The city of Italica, north of modern day Santiponce was founded in 206 BC by the Roman general Publius Cornelius Scipio Africanus in order to settle Roman soldiers wounded in the Battle of Ilipa, where the Carthaginian army was defeated during the Second Punic War.
Italica was the birthplace of the Roman emperor Trajan. Hadrian was generous to his settled town, which he made a colonia; he added temples, including a Trajaneum venerating Trajan, and rebuilt public buildings. Italica’s amphitheater seated 25,000 spectators—half as many as the Flavian Amphitheatre in Rome— and was the third largest in the Roman Empire.

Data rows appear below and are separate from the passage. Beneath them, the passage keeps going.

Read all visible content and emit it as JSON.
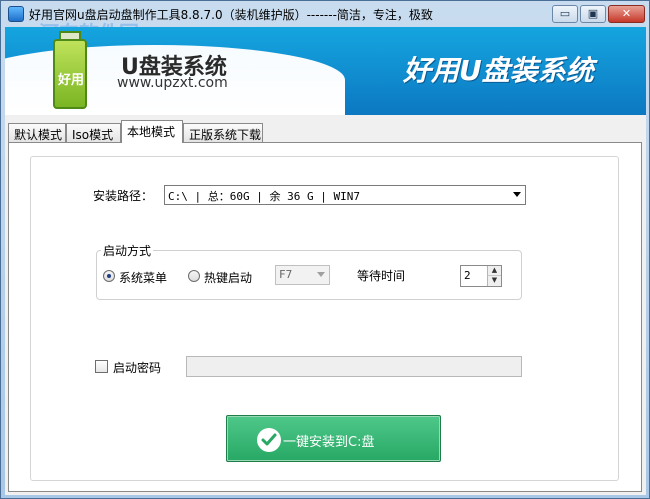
{
  "window": {
    "title": "好用官网u盘启动盘制作工具8.8.7.0（装机维护版）-------简洁，专注，极致",
    "watermark": "河东软件园",
    "controls": {
      "minimize": "▭",
      "maximize": "▣",
      "close": "✕"
    }
  },
  "banner": {
    "logo_text": "好用",
    "brand_name": "U盘装系统",
    "brand_url": "www.upzxt.com",
    "slogan": "好用U盘装系统"
  },
  "tabs": [
    {
      "label": "默认模式"
    },
    {
      "label": "Iso模式"
    },
    {
      "label": "本地模式"
    },
    {
      "label": "正版系统下载"
    }
  ],
  "active_tab": "本地模式",
  "install_path": {
    "label": "安装路径：",
    "value": "C:\\ | 总：60G | 余 36 G | WIN7"
  },
  "boot_mode": {
    "legend": "启动方式",
    "option_menu": "系统菜单",
    "option_hotkey": "热键启动",
    "selected": "系统菜单",
    "hotkey_value": "F7",
    "wait_label": "等待时间",
    "wait_value": "2"
  },
  "boot_password": {
    "label": "启动密码",
    "checked": false,
    "value": ""
  },
  "install_button": {
    "label": "一键安装到C:盘"
  },
  "colors": {
    "banner_blue": "#0c78c2",
    "install_green": "#27a864"
  }
}
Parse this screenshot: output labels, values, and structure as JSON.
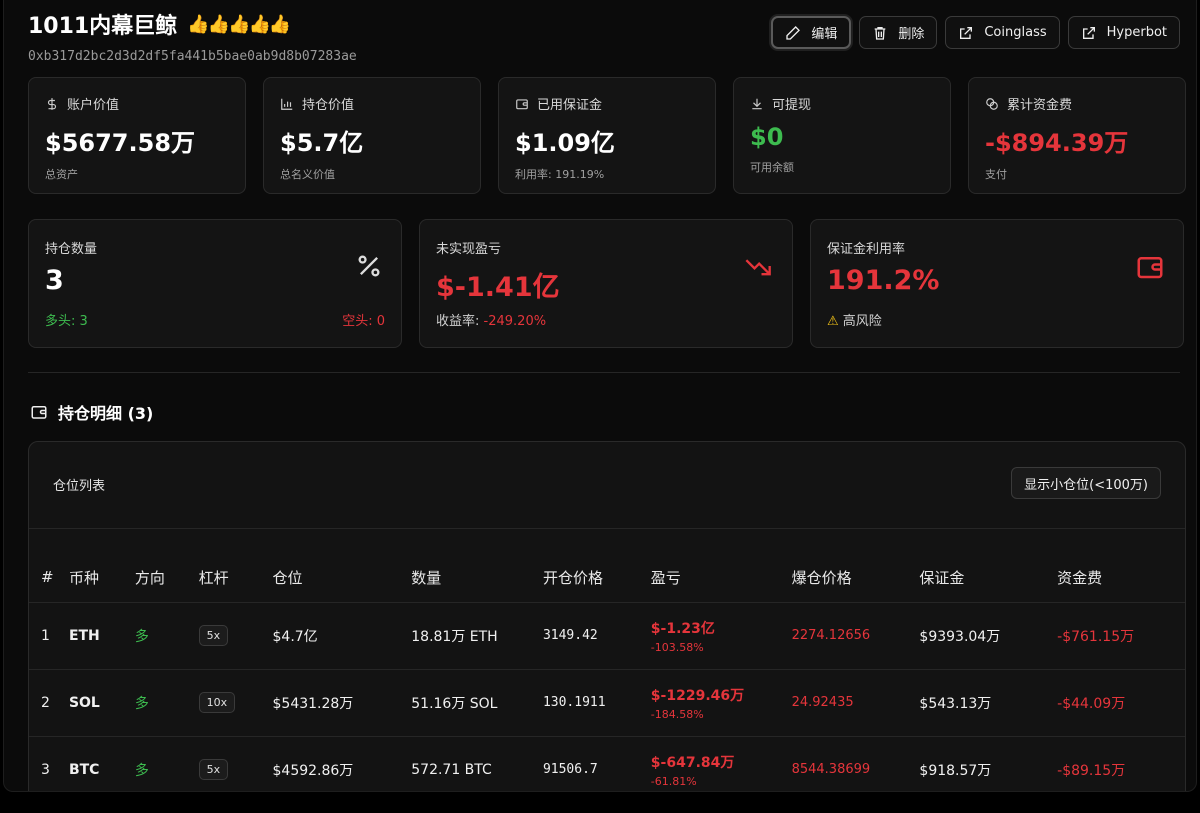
{
  "header": {
    "title": "1011内幕巨鲸",
    "thumbs": "👍👍👍👍👍",
    "address": "0xb317d2bc2d3d2df5fa441b5bae0ab9d8b07283ae",
    "buttons": {
      "edit": "编辑",
      "delete": "删除",
      "coinglass": "Coinglass",
      "hyperbot": "Hyperbot"
    }
  },
  "stats": [
    {
      "label": "账户价值",
      "value": "$5677.58万",
      "sub": "总资产",
      "icon": "dollar-icon"
    },
    {
      "label": "持仓价值",
      "value": "$5.7亿",
      "sub": "总名义价值",
      "icon": "bar-chart-icon"
    },
    {
      "label": "已用保证金",
      "value": "$1.09亿",
      "sub": "利用率: 191.19%",
      "icon": "wallet-icon"
    },
    {
      "label": "可提现",
      "value": "$0",
      "sub": "可用余额",
      "icon": "download-icon"
    },
    {
      "label": "累计资金费",
      "value": "-$894.39万",
      "sub": "支付",
      "icon": "coins-icon"
    }
  ],
  "summary": {
    "positions": {
      "label": "持仓数量",
      "value": "3",
      "long": "多头: 3",
      "short": "空头: 0",
      "icon": "percent-icon"
    },
    "unrealized": {
      "label": "未实现盈亏",
      "value": "$-1.41亿",
      "roe_label": "收益率:",
      "roe": "-249.20%",
      "icon": "trend-down-icon"
    },
    "margin_usage": {
      "label": "保证金利用率",
      "value": "191.2%",
      "warning": "高风险",
      "icon": "wallet-icon"
    }
  },
  "section": {
    "title": "持仓明细 (3)"
  },
  "table": {
    "title": "仓位列表",
    "toggle": "显示小仓位(<100万)",
    "columns": [
      "#",
      "币种",
      "方向",
      "杠杆",
      "仓位",
      "数量",
      "开仓价格",
      "盈亏",
      "爆仓价格",
      "保证金",
      "资金费"
    ],
    "rows": [
      {
        "idx": "1",
        "coin": "ETH",
        "side": "多",
        "lev": "5x",
        "size": "$4.7亿",
        "qty": "18.81万 ETH",
        "entry": "3149.42",
        "pnl": "$-1.23亿",
        "pnl_pct": "-103.58%",
        "liq": "2274.12656",
        "margin": "$9393.04万",
        "funding": "-$761.15万"
      },
      {
        "idx": "2",
        "coin": "SOL",
        "side": "多",
        "lev": "10x",
        "size": "$5431.28万",
        "qty": "51.16万 SOL",
        "entry": "130.1911",
        "pnl": "$-1229.46万",
        "pnl_pct": "-184.58%",
        "liq": "24.92435",
        "margin": "$543.13万",
        "funding": "-$44.09万"
      },
      {
        "idx": "3",
        "coin": "BTC",
        "side": "多",
        "lev": "5x",
        "size": "$4592.86万",
        "qty": "572.71 BTC",
        "entry": "91506.7",
        "pnl": "$-647.84万",
        "pnl_pct": "-61.81%",
        "liq": "8544.38699",
        "margin": "$918.57万",
        "funding": "-$89.15万"
      }
    ]
  },
  "colors": {
    "green": "#3dbb4f",
    "red": "#e5353b",
    "warning": "#f5c518"
  }
}
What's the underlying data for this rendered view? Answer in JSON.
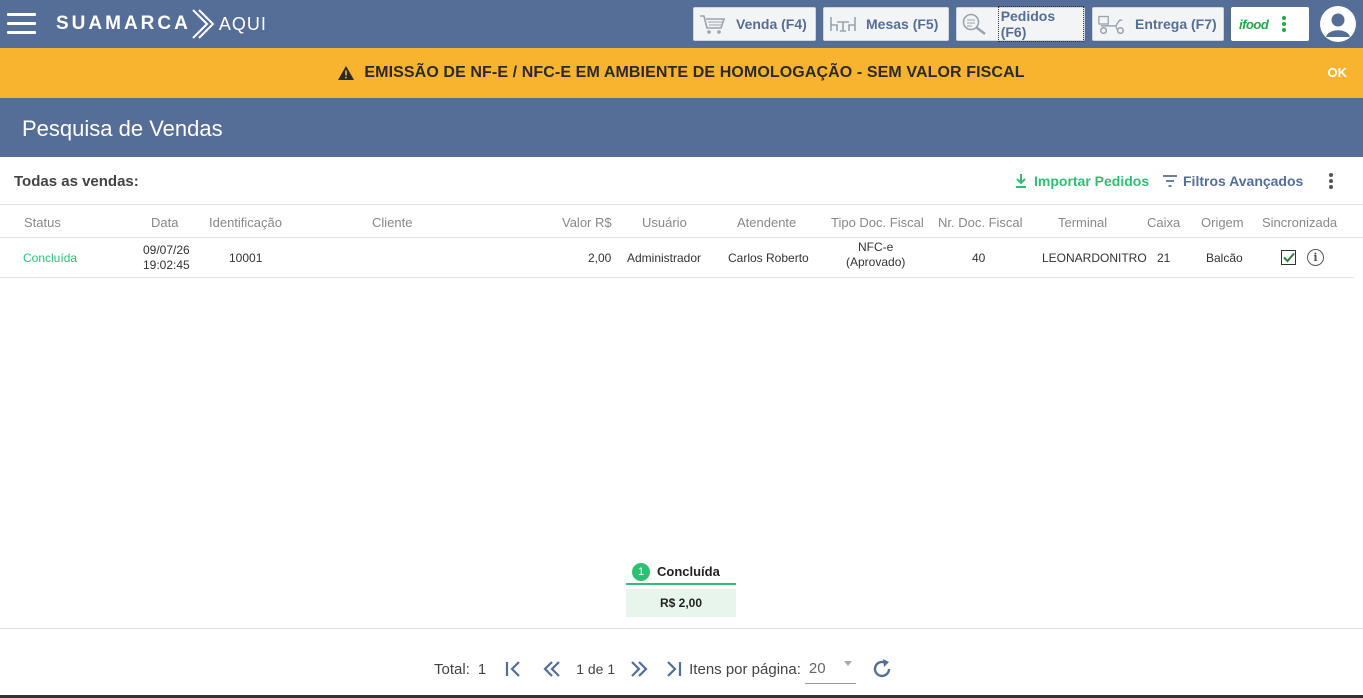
{
  "header": {
    "logo_brand": "SUAMARCA",
    "logo_suffix": "AQUI",
    "nav": [
      {
        "label": "Venda (F4)",
        "icon": "cart-icon"
      },
      {
        "label": "Mesas (F5)",
        "icon": "tables-icon"
      },
      {
        "label": "Pedidos (F6)",
        "icon": "orders-search-icon",
        "active": true
      },
      {
        "label": "Entrega (F7)",
        "icon": "delivery-scooter-icon"
      }
    ],
    "ifood_label": "ifood"
  },
  "banner": {
    "text": "EMISSÃO DE NF-E / NFC-E EM AMBIENTE DE HOMOLOGAÇÃO - SEM VALOR FISCAL",
    "ok_label": "OK",
    "color": "#f8b42e"
  },
  "page": {
    "title": "Pesquisa de Vendas"
  },
  "toolbar": {
    "label": "Todas as vendas:",
    "import_label": "Importar Pedidos",
    "filters_label": "Filtros Avançados"
  },
  "table": {
    "columns": [
      "Status",
      "Data",
      "Identificação",
      "Cliente",
      "Valor R$",
      "Usuário",
      "Atendente",
      "Tipo Doc. Fiscal",
      "Nr. Doc. Fiscal",
      "Terminal",
      "Caixa",
      "Origem",
      "Sincronizada"
    ],
    "rows": [
      {
        "status": "Concluída",
        "date": "09/07/26",
        "time": "19:02:45",
        "id": "10001",
        "client": "",
        "value": "2,00",
        "user": "Administrador",
        "attendant": "Carlos Roberto",
        "doc_type": "NFC-e",
        "doc_status": "(Aprovado)",
        "doc_number": "40",
        "terminal": "LEONARDONITRO",
        "cashier": "21",
        "origin": "Balcão",
        "synced": true
      }
    ]
  },
  "summary": {
    "count": "1",
    "label": "Concluída",
    "amount": "R$ 2,00"
  },
  "pagination": {
    "total_label": "Total:",
    "total": "1",
    "page_info": "1 de 1",
    "per_page_label": "Itens por página:",
    "per_page": "20"
  },
  "colors": {
    "primary": "#546e98",
    "success": "#2ebf72",
    "warning": "#f8b42e"
  }
}
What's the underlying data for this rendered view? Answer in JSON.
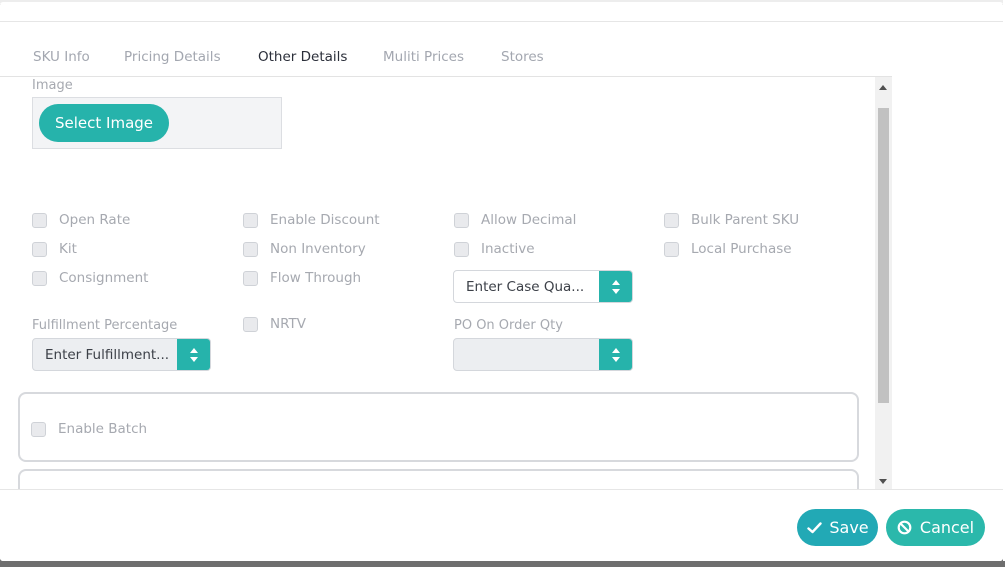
{
  "tabs": [
    {
      "label": "SKU Info",
      "active": false
    },
    {
      "label": "Pricing Details",
      "active": false
    },
    {
      "label": "Other Details",
      "active": true
    },
    {
      "label": "Muliti Prices",
      "active": false
    },
    {
      "label": "Stores",
      "active": false
    }
  ],
  "image_section": {
    "label": "Image",
    "select_button": "Select Image"
  },
  "checkboxes": {
    "open_rate": "Open Rate",
    "enable_discount": "Enable Discount",
    "allow_decimal": "Allow Decimal",
    "bulk_parent_sku": "Bulk Parent SKU",
    "kit": "Kit",
    "non_inventory": "Non Inventory",
    "inactive": "Inactive",
    "local_purchase": "Local Purchase",
    "consignment": "Consignment",
    "flow_through": "Flow Through",
    "nrtv": "NRTV",
    "enable_batch": "Enable Batch"
  },
  "fields": {
    "case_quantity": {
      "placeholder": "Enter Case Qua..."
    },
    "fulfillment_percentage": {
      "label": "Fulfillment Percentage",
      "placeholder": "Enter Fulfillment..."
    },
    "po_on_order_qty": {
      "label": "PO On Order Qty",
      "value": ""
    }
  },
  "footer": {
    "save_label": "Save",
    "cancel_label": "Cancel"
  },
  "icons": {
    "save": "check-icon",
    "cancel": "ban-icon"
  },
  "colors": {
    "accent": "#26b3ab",
    "save_button": "#22a9b5",
    "active_tab": "#2b2f3a",
    "inactive_tab": "#a3a7b0"
  }
}
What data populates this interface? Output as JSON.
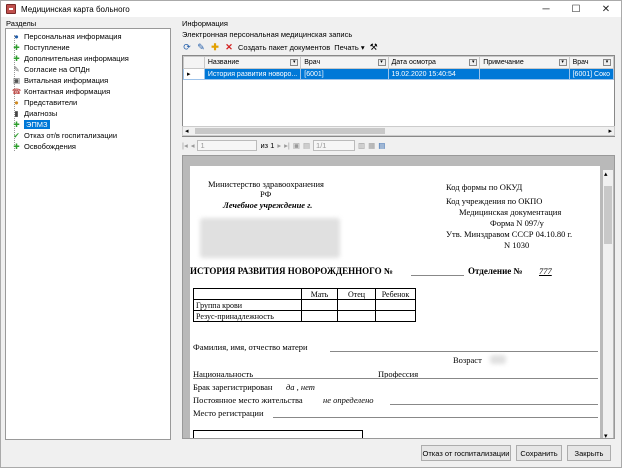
{
  "window": {
    "title": "Медицинская карта больного",
    "controls": [
      "─",
      "☐",
      "✕"
    ]
  },
  "sections_label": "Разделы",
  "tree": [
    {
      "label": "Персональная информация",
      "icon": "patient-icon"
    },
    {
      "label": "Поступление",
      "icon": "green-plus-icon"
    },
    {
      "label": "Дополнительная информация",
      "icon": "green-plus-icon"
    },
    {
      "label": "Согласие на ОПДн",
      "icon": "pen-icon"
    },
    {
      "label": "Витальная информация",
      "icon": "monitor-icon"
    },
    {
      "label": "Контактная информация",
      "icon": "contact-icon"
    },
    {
      "label": "Представители",
      "icon": "people-icon"
    },
    {
      "label": "Диагнозы",
      "icon": "book-icon"
    },
    {
      "label": "ЭПМЗ",
      "icon": "green-plus-icon",
      "selected": true
    },
    {
      "label": "Отказ от/в госпитализации",
      "icon": "check-icon"
    },
    {
      "label": "Освобождения",
      "icon": "green-plus-icon"
    }
  ],
  "info_label": "Информация",
  "record_label": "Электронная персональная медицинская запись",
  "toolbar": {
    "create_package": "Создать пакет документов",
    "print": "Печать"
  },
  "grid": {
    "columns": [
      "Название",
      "Врач",
      "Дата осмотра",
      "Примечание",
      "Врач"
    ],
    "rows": [
      {
        "name": "История развития новоро...",
        "doctor": "[6001]",
        "date": "19.02.2020 15:40:54",
        "note": "",
        "doctor2": "[6001] Соко"
      }
    ]
  },
  "pager": {
    "page": "1",
    "of": "из 1",
    "zoom": "1/1"
  },
  "document": {
    "ministry1": "Министерство здравоохранения",
    "ministry2": "РФ",
    "institution": "Лечебное учреждение г.",
    "okud": "Код формы по ОКУД",
    "okpo": "Код учреждения по ОКПО",
    "med_doc": "Медицинская документация",
    "form": "Форма N 097/у",
    "approved": "Утв. Минздравом СССР 04.10.80 г.",
    "order": "N 1030",
    "heading": "ИСТОРИЯ РАЗВИТИЯ НОВОРОЖДЕННОГО №",
    "dept_label": "Отделение №",
    "dept_value": "777",
    "blood_cols": [
      "",
      "Мать",
      "Отец",
      "Ребенок"
    ],
    "blood_rows": [
      "Группа крови",
      "Резус-принадлежность"
    ],
    "mother_name": "Фамилия, имя, отчество матери",
    "age": "Возраст",
    "nationality": "Национальность",
    "profession": "Профессия",
    "marriage_label": "Брак зарегистрирован",
    "marriage_value": "да , нет",
    "residence_label": "Постоянное место жительства",
    "residence_value": "не определено",
    "registration": "Место регистрации"
  },
  "buttons": {
    "refusal": "Отказ от госпитализации",
    "save": "Сохранить",
    "close": "Закрыть"
  }
}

A shift of the Guadalquivir River bed, probably due to siltation— a widespread problem in antiquity that followed removal of the forest cover—left Italica isolated, high and dry. The city started to dwindle as early as the 3rd century. Later Seville grew nearby, and no modern city covered most of Italica’s foundations. The result is an unusually well-preserved Roman city of Hispania Baetica, and unexpected riches in the Museo Arqueologico of Seville, with its famous marble colossus of Trajan. In Italica, cobbled Roman streets are visible, and mosaic floors still in situ. The excavation of Italica began in 1781 and continues.